If you go to a talk about dynamic spectrum access, cognitive radio or any other topic remotely connected with the way radio spectrum is used or regulated, chances are one of the slides in the introduction will contain the following chart. The multitude of little colorful boxes is supposed to impress on the audience that the spectrum is overcrowded with existing allocations and that any future technology will have problems finding vacant frequencies.
I admit I've used it myself in that capacity a couple of times. "The only space left unallocated is beyond the top-left and bottom-right edges, below 9 kHz and above 300 GHz", I would say, "and those frequencies are not very useful for new developments.". After that I would feel free to advertise the latest crazy idea that will magically create more space, brushing away the fact that spectrum seems to be like IPv4 address space - when there's real need, powers that be always seem to find more of it.
Image by U.S. Department of Commerce
I was soon getting a bit annoyed by this chart. When you study it you realize it's showing the wrong thing. The crowdiness of it does fit with the general story people are trying to tell, but the ITU categories shown are not the problematic part of the 100 year legacy of radio spectrum regulations. I only came to realize that later though. My first thought was "Why are people discussing future spectrum in Europe, using a ten year old chart from U.S. Department of Commerce showing the situation on the other side of the Atlantic?"
Although there is a handful of similar charts for other countries on the web, I couldn't find one that I would be happy with. So two years back, with a bit of free time and encouraged by the local Open Data group, I set off to make my own. It would show the right thing, be up to date and describe the situation in my home country. I downloaded public PDFs with the Slovenian Electronic Communications Act, the National Table of Frequency Allocations and also a few assorted files with individual frequency licenses. Then I started writing a parser that would turn it all into machine-readable JSON. Then, as you might imagine if you ever encountered the words "PDF", "table" and "parsing" in the same sentence, I gave up after a few days of writing increasingly convoluted and frustrating Python code.
Fast forward two years and I was again going through some documents that discuss these matters. I remembered this old abandoned project. In the mean time, new laws were made, the frequency allocation table was updated several times and the PDFs were structured a bit differently. This meant I had to throw away all my previous work, but on the other hand new documents looked a bit easier to parse. I again took the challenge and this time I managed to parse most of the basic NTFA into JSON after a day of work and about 350 lines of Python.
I won't dive deep into technicalities here. I started with the PDF converted to whitespace-formatted UTF-8 text using the pdftotext tool which comes with Poppler. Then I had a series of functions that successively turned text into structured data. This made it easy to inspect and debug each step. Some of the steps included were "fix typos in document" (there are several, by the way, including inconsistent use of points and commas for decimal marks), "extract column widths", "extract header hierarchy", "normalize service names", etc. If there will be interest, I might present the details in a talk at one of the future Open Data Meetups in Ljubljana.

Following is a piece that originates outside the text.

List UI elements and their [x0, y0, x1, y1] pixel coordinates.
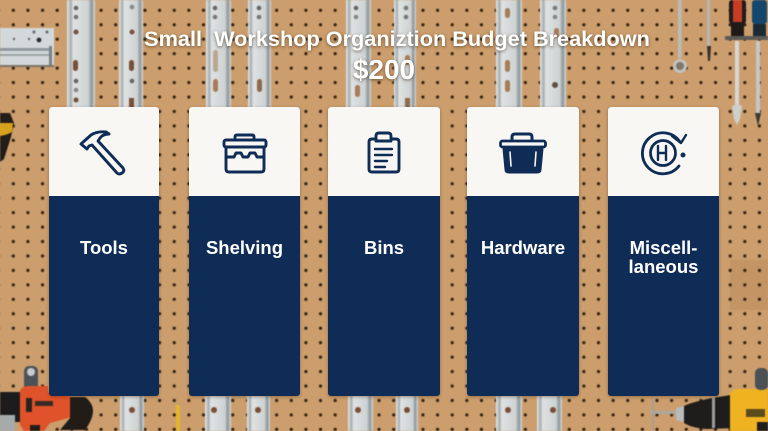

Once I had the data in JSON, drawing a visualization much like the U.S. one above took another 250 lines using matplotlib. Writing them was much more pleasant in comparison though. In hindsight, it would actually make sense to do the visualization part first, since it was much easier to spot parsing mistakes from the graphical representation than by looking at JSON.
My chart also still just lists the ITU categories. Not only do they have very little to do with finding space for future allocations, they are useless for spotting interesting parts of the spectrum. For example, the famous 2.4 GHz ISM band doesn't stand out in any way here - it's listed simply under "FIXED, MOBILE, AMATEUR and RADIOLOCATION" services. All such interesting details regarding licensing and technologies in individual bands is hidden in various regulations, scattered across a vast amount of tables, appendices and different PDF documents. It is often in textual form that currently seems impossible to easily extract in an automated way.
I'm still glad that I now have at least some of this data in computer-readable form. I'm sure it will come handy in other projects. For instance, I might eventually use it to add some automatic labels to my real-time UHF and VHF spectrogram from the roof of the IJS campus.
I will not be publicly publishing JSON data and parsing code at the moment. I have concerns about its correctness and the code is so specialized for the specific document that I'm sure nobody will find it useful for anything else. However, if you have some legitimate use for the data, please send me an e-mail and I will be happy to share my work.